Text excerpts taken from a clipping "Early Pioneers Settled in Big Grove Township", by Kathryn Worley, dated Aug 4, 1946, unknown newspaper.

Early farm families, some of whom had originally settled in Indiana and Ohio, came to the Johnson and Linn County line in 1838 and settled on a section of country later known as Fackler's Grove, which extends into both counties.

The Lingles, the Facklers, the Durrows, the Startzers, the Eppenbachs, the Fuhrmeisters and the Upmeiers came to the north end of Big Grove township in Johnson county and part of their claims extended over the county line into Linn County.

These early German families brought their teams and plows, accompanied by their neighbors, broke the land, and chopped in sod corn, potatoes, squashes and pumpkins for their first crops.

With all their worldly possessions, including 27 teams of horses and 27 cows, the Thomas Lingle and Valentine Fackler families came from Zanesville, Indiana, first to Cedar County, then moving on to the grove which bears the name of Fackler's Grove.

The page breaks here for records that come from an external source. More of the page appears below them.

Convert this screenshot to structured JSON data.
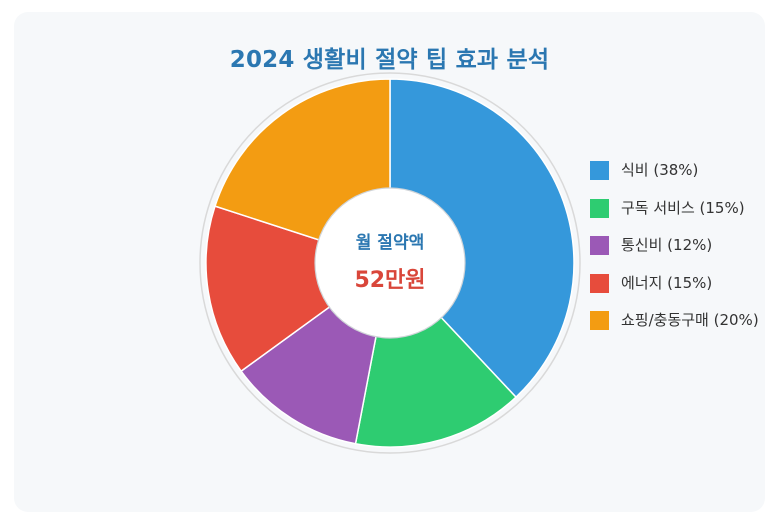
{
  "chart_data": {
    "type": "pie",
    "title": "2024 생활비 절약 팁 효과 분석",
    "center_label": "월 절약액",
    "center_value": "52만원",
    "categories": [
      "식비 (38%)",
      "구독 서비스 (15%)",
      "통신비 (12%)",
      "에너지 (15%)",
      "쇼핑/충동구매 (20%)"
    ],
    "values": [
      38,
      15,
      12,
      15,
      20
    ],
    "colors": [
      "#3598db",
      "#2ecc71",
      "#9b59b6",
      "#e74c3c",
      "#f39c12"
    ],
    "legend_position": "right",
    "donut": true
  }
}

Being a miller by trade, Thomas Lingle built a two-story grist mill on the stream called Hoosier Creek. Another stream, Lingle Creek, just above where the mill stood, ran into Hoosier and the water from the two streams furnished necessary power to operate a flour mill. The mill was in full swing by 1839. In the early 1850's the Riddle family purchased the mill from Thomas Lingle and lived on the farm that adjoins for three generations.

David Durrow and his family settled in Big Grove Township just across Lingle Creek on the north side.

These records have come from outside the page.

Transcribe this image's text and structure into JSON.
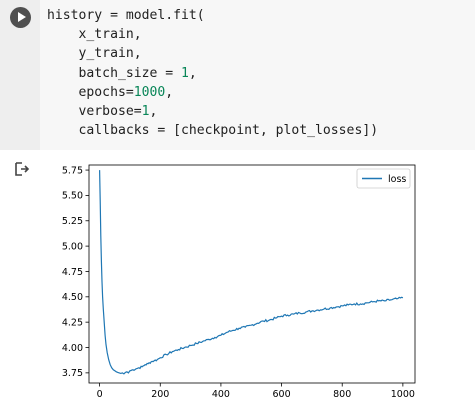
{
  "code_cell": {
    "run_button_icon": "play-icon",
    "lines": [
      [
        {
          "t": "history = model.fit("
        }
      ],
      [
        {
          "t": "    x_train,"
        }
      ],
      [
        {
          "t": "    y_train,"
        }
      ],
      [
        {
          "t": "    batch_size = "
        },
        {
          "t": "1",
          "num": true
        },
        {
          "t": ","
        }
      ],
      [
        {
          "t": "    epochs="
        },
        {
          "t": "1000",
          "num": true
        },
        {
          "t": ","
        }
      ],
      [
        {
          "t": "    verbose="
        },
        {
          "t": "1",
          "num": true
        },
        {
          "t": ","
        }
      ],
      [
        {
          "t": "    callbacks = [checkpoint, plot_losses])"
        }
      ]
    ]
  },
  "output": {
    "icon": "output-redirect-icon"
  },
  "chart_data": {
    "type": "line",
    "title": "",
    "xlabel": "",
    "ylabel": "",
    "xlim": [
      -35,
      1040
    ],
    "ylim": [
      3.65,
      5.8
    ],
    "xticks": [
      0,
      200,
      400,
      600,
      800,
      1000
    ],
    "yticks": [
      3.75,
      4.0,
      4.25,
      4.5,
      4.75,
      5.0,
      5.25,
      5.5,
      5.75
    ],
    "ytick_labels": [
      "3.75",
      "4.00",
      "4.25",
      "4.50",
      "4.75",
      "5.00",
      "5.25",
      "5.50",
      "5.75"
    ],
    "legend": "top-right",
    "grid": false,
    "series": [
      {
        "name": "loss",
        "color": "#1f77b4",
        "x": [
          0,
          2,
          4,
          6,
          8,
          10,
          12,
          15,
          18,
          21,
          25,
          30,
          35,
          40,
          45,
          50,
          55,
          60,
          65,
          70,
          75,
          80,
          85,
          90,
          95,
          100,
          110,
          120,
          130,
          140,
          150,
          160,
          170,
          180,
          190,
          200,
          220,
          240,
          260,
          280,
          300,
          320,
          340,
          360,
          380,
          400,
          420,
          440,
          460,
          480,
          500,
          520,
          540,
          560,
          580,
          600,
          620,
          640,
          660,
          680,
          700,
          720,
          740,
          760,
          780,
          800,
          820,
          840,
          860,
          880,
          900,
          920,
          940,
          960,
          980,
          1000
        ],
        "y": [
          5.75,
          5.45,
          5.1,
          4.85,
          4.65,
          4.5,
          4.38,
          4.25,
          4.12,
          4.03,
          3.95,
          3.88,
          3.83,
          3.8,
          3.78,
          3.77,
          3.76,
          3.755,
          3.75,
          3.745,
          3.75,
          3.74,
          3.755,
          3.76,
          3.75,
          3.77,
          3.78,
          3.79,
          3.8,
          3.81,
          3.83,
          3.84,
          3.86,
          3.87,
          3.88,
          3.9,
          3.93,
          3.96,
          3.98,
          4.0,
          4.02,
          4.04,
          4.06,
          4.08,
          4.1,
          4.12,
          4.15,
          4.17,
          4.19,
          4.2,
          4.22,
          4.24,
          4.26,
          4.27,
          4.29,
          4.31,
          4.32,
          4.33,
          4.34,
          4.35,
          4.36,
          4.37,
          4.38,
          4.39,
          4.4,
          4.41,
          4.42,
          4.43,
          4.43,
          4.44,
          4.45,
          4.46,
          4.46,
          4.47,
          4.48,
          4.49
        ]
      }
    ]
  }
}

Rudolph Startzer moved into the grove in 1841 and married into the Fackler family. Startzer followed hunting for a number of years and he and his brother-in-law, David Miller, were said to have killed 63 wolves in one fall season.

The George Streams and the Christopher Fuhrmeisters settled in northern Big Grove Township in the early forties. Fuhrmeister staked a claim as early as 1838 then returned to Germany for his family. In 1856 Christopher Fuhrmeister gave land for the Evangelical Lutheran church [This congregation later moved to Ely and is now Ely's St. John's Lutheran church].

Descendants of the William Upmeier family who came by team in the late 1840's still live on the farm land in Big Grove township. William came from Germany and entered land with the government in 1846. [This farm is widely known as Upmier Stables.]

The Jacob Hieber family came from Germany, traveled down the Ohio River to the Mississippi and up to Muscatine, then to Big Grove Township.